アメリカ映画の矜持!アカデミー賞作品賞に「スポットライト 世紀のスクープ」
アメリカ映画界の祭典である第88回アカデミー賞の作品賞が決まった。新聞記者たちがカトリック教会のSEXスキャンダルをスクープする実話を描いた「スポットライト 世紀のスクープ」である。これ以外にも、リーマンショックが起きる前に経済破綻の危機を予見し、ウォール街を出し抜いた4人の男たちの実話を描いた「マネー・ショート 華麗なる大逆転」がノミネートされていた。

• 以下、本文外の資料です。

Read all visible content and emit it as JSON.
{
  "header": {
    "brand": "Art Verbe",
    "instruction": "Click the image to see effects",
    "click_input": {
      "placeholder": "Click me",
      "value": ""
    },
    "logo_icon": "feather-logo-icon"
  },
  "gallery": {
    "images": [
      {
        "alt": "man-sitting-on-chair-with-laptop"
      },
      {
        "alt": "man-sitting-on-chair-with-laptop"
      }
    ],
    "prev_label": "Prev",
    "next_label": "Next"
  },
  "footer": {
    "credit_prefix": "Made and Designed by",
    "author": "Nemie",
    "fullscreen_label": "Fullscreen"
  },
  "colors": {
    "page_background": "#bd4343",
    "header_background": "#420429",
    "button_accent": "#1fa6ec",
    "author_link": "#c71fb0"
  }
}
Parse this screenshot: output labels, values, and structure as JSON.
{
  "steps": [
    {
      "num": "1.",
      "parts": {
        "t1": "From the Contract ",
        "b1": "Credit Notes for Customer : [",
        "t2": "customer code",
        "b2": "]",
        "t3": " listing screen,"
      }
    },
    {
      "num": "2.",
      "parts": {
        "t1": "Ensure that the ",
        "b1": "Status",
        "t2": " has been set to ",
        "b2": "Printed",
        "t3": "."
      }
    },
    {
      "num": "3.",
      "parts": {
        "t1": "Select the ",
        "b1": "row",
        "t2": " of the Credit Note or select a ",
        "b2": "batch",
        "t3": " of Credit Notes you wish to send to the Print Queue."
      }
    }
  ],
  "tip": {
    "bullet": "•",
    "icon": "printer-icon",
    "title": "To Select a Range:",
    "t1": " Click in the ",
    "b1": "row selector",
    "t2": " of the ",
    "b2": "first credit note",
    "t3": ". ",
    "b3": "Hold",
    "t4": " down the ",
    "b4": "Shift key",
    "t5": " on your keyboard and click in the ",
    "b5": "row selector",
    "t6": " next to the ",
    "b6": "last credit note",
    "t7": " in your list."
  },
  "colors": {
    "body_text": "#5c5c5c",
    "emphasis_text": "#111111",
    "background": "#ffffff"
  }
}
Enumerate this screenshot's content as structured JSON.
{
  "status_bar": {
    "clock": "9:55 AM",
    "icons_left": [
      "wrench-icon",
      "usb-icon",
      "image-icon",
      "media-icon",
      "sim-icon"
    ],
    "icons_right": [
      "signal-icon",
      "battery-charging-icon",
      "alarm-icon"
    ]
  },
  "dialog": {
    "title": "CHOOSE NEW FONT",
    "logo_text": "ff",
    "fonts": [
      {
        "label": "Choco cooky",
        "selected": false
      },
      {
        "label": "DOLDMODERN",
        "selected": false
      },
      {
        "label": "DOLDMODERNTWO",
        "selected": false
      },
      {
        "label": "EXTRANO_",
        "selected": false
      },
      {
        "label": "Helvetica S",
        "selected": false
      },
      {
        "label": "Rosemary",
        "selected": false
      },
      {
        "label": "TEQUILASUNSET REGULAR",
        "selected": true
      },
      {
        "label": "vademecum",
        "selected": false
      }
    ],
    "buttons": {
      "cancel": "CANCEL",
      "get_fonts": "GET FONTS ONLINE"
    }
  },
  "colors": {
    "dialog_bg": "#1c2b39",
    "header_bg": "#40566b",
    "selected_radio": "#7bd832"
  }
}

アメリカ映画はまだジャ-ナリズムの伝統や時代を見通す洞察力を失っていないと、アカデミー賞の中継を見ながら思った。翻って日本映画の退廃ぶりはどうだろう。映画人は今の日本の惨状を映画で訴え、変えていくという努力を放棄しているのではないのか。テーマはいくらでも転がっているのに、観客に媚びるテーマばかりを追いかけるのはやめたらどうか。
クエンティン・タランティーノの西部劇「ヘイトフル・エイト」は「ニガー」という差別用語が多発するので作品賞にはノミネートされなかったが、3時間近くを飽きさせない力の入った娯楽作品である。タランティーノ自身が「最高傑作だ」といっているようだが、頷ける。